Side Effects of AML Treatment
Dr. DiNardo said there are two main side effects associated with the combination regimen. The first is tumor lysis syndrome (TLS), “where we are doing such a good job at killing off the leukemia cells quickly that as those cells die, they can release chemicals into your bloodstream, and they can kind of start sludging in your kidneys and cause problems,” she explained.
However, in the clinical trial, when patients were managed proactively, no cases of severe TLS occurred, she said. “So, it's something to be aware of but is not a significant clinical concern if your physician is managing you for tumor lysis prevention appropriately.”
The second, she said, is neutropenia. A higher frequency of neutropenia (42% vs. 29%) and febrile neutropenia (42% vs.19%) was observed with the combination therapy compared to azacitidine and placebo. Neutropenia is an abnormally low count of neutrophils (a type of white blood cell) that increases the risk of infection.
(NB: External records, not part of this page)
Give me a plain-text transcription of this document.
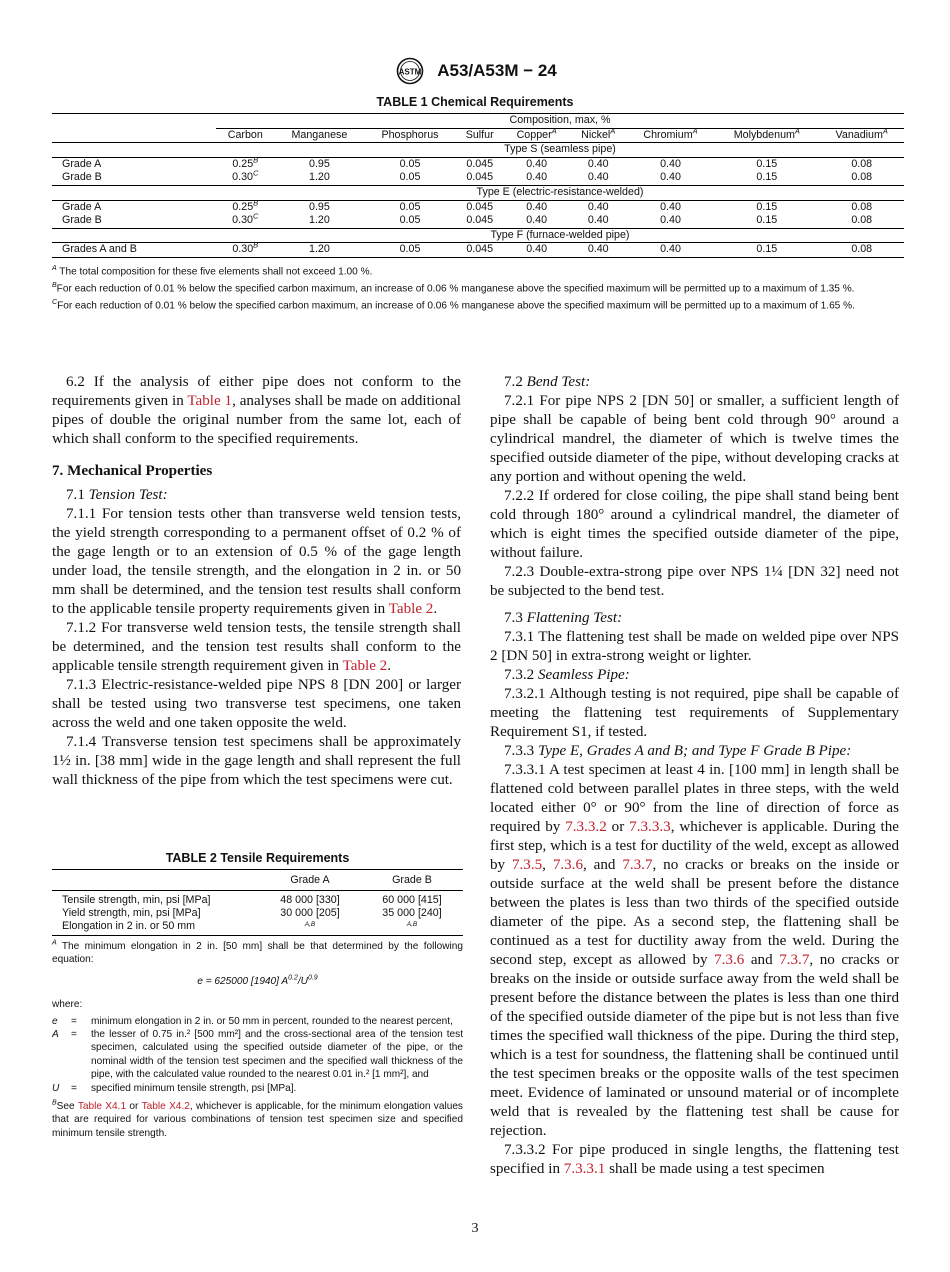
ASTM A53/A53M − 24
TABLE 1 Chemical Requirements
	Composition, max, %								
	Carbon	Manganese	Phosphorus	Sulfur	Copper$^A$	Nickel$^A$	Chromium$^A$	Molybdenum$^A$	Vanadium$^A$
	Type S (seamless pipe)								
Grade A	$0.25^B$	0.95	0.05	0.045	0.40	0.40	0.40	0.15	0.08
Grade B	$0.30^C$	1.20	0.05	0.045	0.40	0.40	0.40	0.15	0.08
	Type E (electric-resistance-welded)								
Grade A	$0.25^B$	0.95	0.05	0.045	0.40	0.40	0.40	0.15	0.08
Grade B	$0.30^C$	1.20	0.05	0.045	0.40	0.40	0.40	0.15	0.08
	Type F (furnace-welded pipe)								
Grades A and B	$0.30^B$	1.20	0.05	0.045	0.40	0.40	0.40	0.15	0.08

$^A$ The total composition for these five elements shall not exceed 1.00 %.

$^B$For each reduction of 0.01 % below the specified carbon maximum, an increase of 0.06 % manganese above the specified maximum will be permitted up to a maximum of 1.35 %.

$^C$For each reduction of 0.01 % below the specified carbon maximum, an increase of 0.06 % manganese above the specified maximum will be permitted up to a maximum of 1.65 %.

6.2 If the analysis of either pipe does not conform to the requirements given in Table 1, analyses shall be made on additional pipes of double the original number from the same lot, each of which shall conform to the specified requirements.

7. Mechanical Properties

7.1 Tension Test:

7.1.1 For tension tests other than transverse weld tension tests, the yield strength corresponding to a permanent offset of 0.2 % of the gage length or to an extension of 0.5 % of the gage length under load, the tensile strength, and the elongation in 2 in. or 50 mm shall be determined, and the tension test results shall conform to the applicable tensile property requirements given in Table 2.

7.1.2 For transverse weld tension tests, the tensile strength shall be determined, and the tension test results shall conform to the applicable tensile strength requirement given in Table 2.

7.1.3 Electric-resistance-welded pipe NPS 8 [DN 200] or larger shall be tested using two transverse test specimens, one taken across the weld and one taken opposite the weld.

7.1.4 Transverse tension test specimens shall be approximately 1½ in. [38 mm] wide in the gage length and shall represent the full wall thickness of the pipe from which the test specimens were cut.

TABLE 2 Tensile Requirements
	Grade A	Grade B
Tensile strength, min, psi [MPa]	48 000 [330]	60 000 [415]
Yield strength, min, psi [MPa]	30 000 [205]	35 000 [240]
Elongation in 2 in. or 50 mm	$^{A,B}$	$^{A,B}$

$^A$ The minimum elongation in 2 in. [50 mm] shall be that determined by the following equation:

e = 625000 [1940] $A^{0.2}/U^{0.9}$

where:

e = minimum elongation in 2 in. or 50 mm in percent, rounded to the nearest percent,

A = the lesser of 0.75 in.² [500 mm²] and the cross-sectional area of the tension test specimen, calculated using the specified outside diameter of the pipe, or the nominal width of the tension test specimen and the specified wall thickness of the pipe, with the calculated value rounded to the nearest 0.01 in.² [1 mm²], and

U = specified minimum tensile strength, psi [MPa].

$^B$See Table X4.1 or Table X4.2, whichever is applicable, for the minimum elongation values that are required for various combinations of tension test specimen size and specified minimum tensile strength.

7.2 Bend Test:

7.2.1 For pipe NPS 2 [DN 50] or smaller, a sufficient length of pipe shall be capable of being bent cold through 90° around a cylindrical mandrel, the diameter of which is twelve times the specified outside diameter of the pipe, without developing cracks at any portion and without opening the weld.

7.2.2 If ordered for close coiling, the pipe shall stand being bent cold through 180° around a cylindrical mandrel, the diameter of which is eight times the specified outside diameter of the pipe, without failure.

7.2.3 Double-extra-strong pipe over NPS 1¼ [DN 32] need not be subjected to the bend test.

7.3 Flattening Test:

7.3.1 The flattening test shall be made on welded pipe over NPS 2 [DN 50] in extra-strong weight or lighter.

7.3.2 Seamless Pipe:

7.3.2.1 Although testing is not required, pipe shall be capable of meeting the flattening test requirements of Supplementary Requirement S1, if tested.

7.3.3 Type E, Grades A and B; and Type F Grade B Pipe:

7.3.3.1 A test specimen at least 4 in. [100 mm] in length shall be flattened cold between parallel plates in three steps, with the weld located either 0° or 90° from the line of direction of force as required by 7.3.3.2 or 7.3.3.3, whichever is applicable. During the first step, which is a test for ductility of the weld, except as allowed by 7.3.5, 7.3.6, and 7.3.7, no cracks or breaks on the inside or outside surface at the weld shall be present before the distance between the plates is less than two thirds of the specified outside diameter of the pipe. As a second step, the flattening shall be continued as a test for ductility away from the weld. During the second step, except as allowed by 7.3.6 and 7.3.7, no cracks or breaks on the inside or outside surface away from the weld shall be present before the distance between the plates is less than one third of the specified outside diameter of the pipe but is not less than five times the specified wall thickness of the pipe. During the third step, which is a test for soundness, the flattening shall be continued until the test specimen breaks or the opposite walls of the test specimen meet. Evidence of laminated or unsound material or of incomplete weld that is revealed by the flattening test shall be cause for rejection.

7.3.3.2 For pipe produced in single lengths, the flattening test specified in 7.3.3.1 shall be made using a test specimen

3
“The therapy is so effective that by the end of the first month, the leukemia in the bone marrow is gone, but the counts haven’t fully recovered,” Dr. DiNardo said. “We often have to hold the venetoclax therapy for a week or two at the end of that first cycle, allow that normal bone marrow recovery to happen, allow counts to normalize... we want to make sure you're having that normal count recovery and really kind of not needing additional transfusions or having infections because you're counts are still suppressed.”
Improving Outcomes in Older AML Patients
The research findings are a potential game-changer for the treatment of AML in older patients, Dr. DiNardo said. While there have been new therapies, this is the first time in three or four decades that there has been a dramatic advancement in the outcome of older patients with AML, she said.
Still, while this combination regimen represents a key advance in AML therapy, many patients, unfortunately, will still relapse, Dr. DiNardo said. Future studies are needed to evaluate additional novel therapeutics in high-risk populations.
“…The role of the clinical researcher is to never say, ‘okay we're done. We've done as good as we're going to get and it's time for us all to go home,’” Dr. DiNardo said. “The point is to always be trying to improve upon that, whether it's improving tolerability or improving outcomes. So, this is definitely one of those important advancements.”